Each habitat had one—optimistically named the galley or kitchen, depending on which version of the signage had stuck. Really, it was a glorified corner nook that most families used for midnight tea or breakfast toast. It held a sink, a narrow fridge, and hers held a pressurized toaster oven Marie had fabricated over a week of after-shift sessions.
Marie had wedged the monstrosity into the wall cubby at an angle that on Earth would have probably violated fire code.
Her dad was there.
Vincent sat at the corner of the counter, legs pulled up beneath him like a teenager, tapping through a game of solitaire projected on the composite surface. He got like that sometimes—pacing inwardly, playing cards when something in the bedroom wasn't friendly.

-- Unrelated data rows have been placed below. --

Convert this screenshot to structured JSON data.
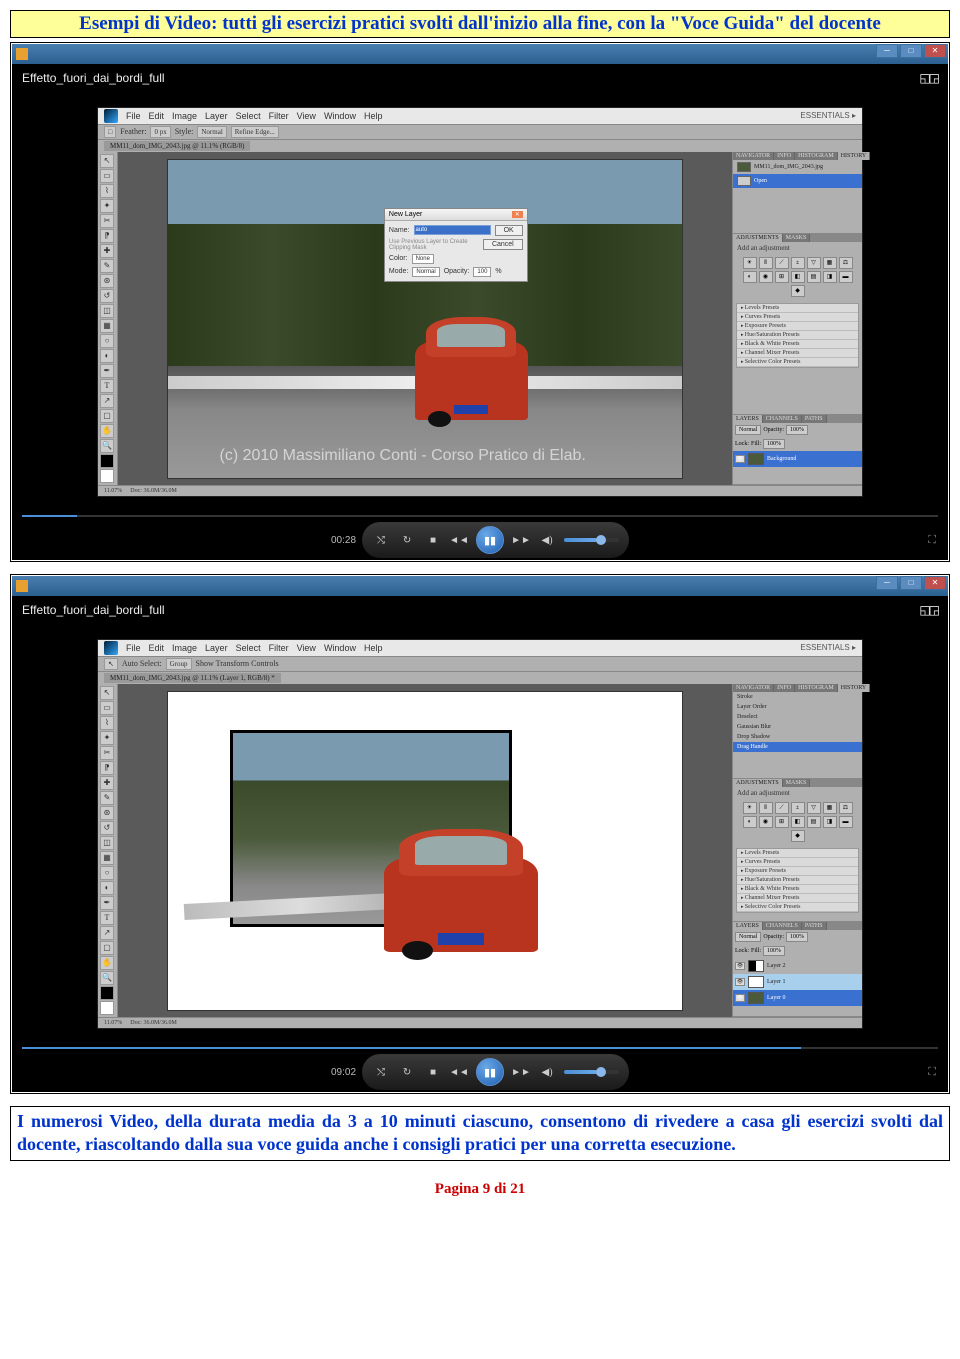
{
  "title": "Esempi di Video: tutti gli esercizi pratici svolti dall'inizio alla fine, con la \"Voce Guida\" del docente",
  "caption": "I numerosi Video, della durata media da 3 a 10 minuti ciascuno, consentono di rivedere a casa gli esercizi svolti dal docente, riascoltando dalla sua voce guida anche i consigli pratici per una corretta esecuzione.",
  "page_number": "Pagina 9 di 21",
  "player": {
    "video_title": "Effetto_fuori_dai_bordi_full",
    "time1": "00:28",
    "time2": "09:02",
    "controls": {
      "shuffle": "⤭",
      "repeat": "↻",
      "stop": "■",
      "prev": "◄◄",
      "play": "▮▮",
      "next": "►►",
      "mute": "◀)"
    },
    "fullscreen": "⛶"
  },
  "photoshop": {
    "menu": [
      "File",
      "Edit",
      "Image",
      "Layer",
      "Select",
      "Filter",
      "View",
      "Window",
      "Help"
    ],
    "essentials": "ESSENTIALS ▸",
    "tab_name": "MM11_dom_IMG_2043.jpg @ 11.1% (RGB/8)",
    "tab_name2": "MM11_dom_IMG_2043.jpg @ 11.1% (Layer 1, RGB/8) *",
    "options1": {
      "feather": "Feather:",
      "px": "0 px",
      "style": "Style:",
      "normal": "Normal",
      "refine": "Refine Edge..."
    },
    "options2": {
      "auto": "Auto Select:",
      "group": "Group",
      "show": "Show Transform Controls"
    },
    "watermark": "(c) 2010 Massimiliano Conti - Corso Pratico di Elab.",
    "status": {
      "zoom": "11.07%",
      "doc": "Doc: 36.0M/36.0M"
    },
    "dialog": {
      "title": "New Layer",
      "name_label": "Name:",
      "name_value": "auto",
      "clip": "Use Previous Layer to Create Clipping Mask",
      "color_label": "Color:",
      "color_value": "None",
      "mode_label": "Mode:",
      "mode_value": "Normal",
      "opacity_label": "Opacity:",
      "opacity_value": "100",
      "percent": "%",
      "ok": "OK",
      "cancel": "Cancel"
    },
    "panels": {
      "history_tabs": [
        "NAVIGATOR",
        "INFO",
        "HISTOGRAM",
        "HISTORY"
      ],
      "history1_items": [
        {
          "name": "MM11_dom_IMG_2043.jpg",
          "sel": false
        },
        {
          "name": "Open",
          "sel": true
        }
      ],
      "history2_items": [
        {
          "name": "Stroke",
          "sel": false
        },
        {
          "name": "Layer Order",
          "sel": false
        },
        {
          "name": "Deselect",
          "sel": false
        },
        {
          "name": "Gaussian Blur",
          "sel": false
        },
        {
          "name": "Drop Shadow",
          "sel": false
        },
        {
          "name": "Drag Handle",
          "sel": true
        }
      ],
      "adjustments_tabs": [
        "ADJUSTMENTS",
        "MASKS"
      ],
      "adjustments_header": "Add an adjustment",
      "presets": [
        "Levels Presets",
        "Curves Presets",
        "Exposure Presets",
        "Hue/Saturation Presets",
        "Black & White Presets",
        "Channel Mixer Presets",
        "Selective Color Presets"
      ],
      "layers_tabs": [
        "LAYERS",
        "CHANNELS",
        "PATHS"
      ],
      "layers_normal": "Normal",
      "layers_opacity": "Opacity:",
      "layers_opval": "100%",
      "layers_lock": "Lock:",
      "layers_fill": "Fill:",
      "layers_fillval": "100%",
      "layers1": [
        {
          "name": "Background",
          "bg": true
        }
      ],
      "layers2": [
        {
          "name": "Layer 2",
          "thumb": "bw"
        },
        {
          "name": "Layer 1",
          "thumb": "w",
          "sel2": true
        },
        {
          "name": "Layer 0",
          "thumb": "",
          "sel": true
        }
      ]
    }
  }
}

Marie wished she didn't know that.
She wished even more that she didn't recognize the tell: the fast tempo of his taps, the way he kept half an ear cocked toward the hallway like someone waiting for a kettle to boil. She'd grown up around that quiet strain. The kind that didn't escalate, didn't boil over—just pressed in all the time, suffocating, when it wasn't violently releasing itself.
She thought about their bedroom cabinet, innocent young Marie wanting to play the 'board games'. Dice that weren't really for games, with pictographs on them.
She shuddered.
Most people just thought she had hangups.
They didn't know her mom.
Vincent glanced up when she passed, offered a faint smile, then returned to his cards. She didn't stop to talk. There was nothing to say. He didn't want help. He wanted distance. Cards helped him hold it.
Marie padded back to her bunk quietly, bare feet whispering over the gridded floor. She didn't resent him. Not tonight. He wasn't the reason she felt like her skin didn't fit.
But the silence in the hallway reminded her just how much she wanted the next twenty-four hours to go well.
She was going to see Gordon. For real. She just hoped that when she did, she still felt glad about it.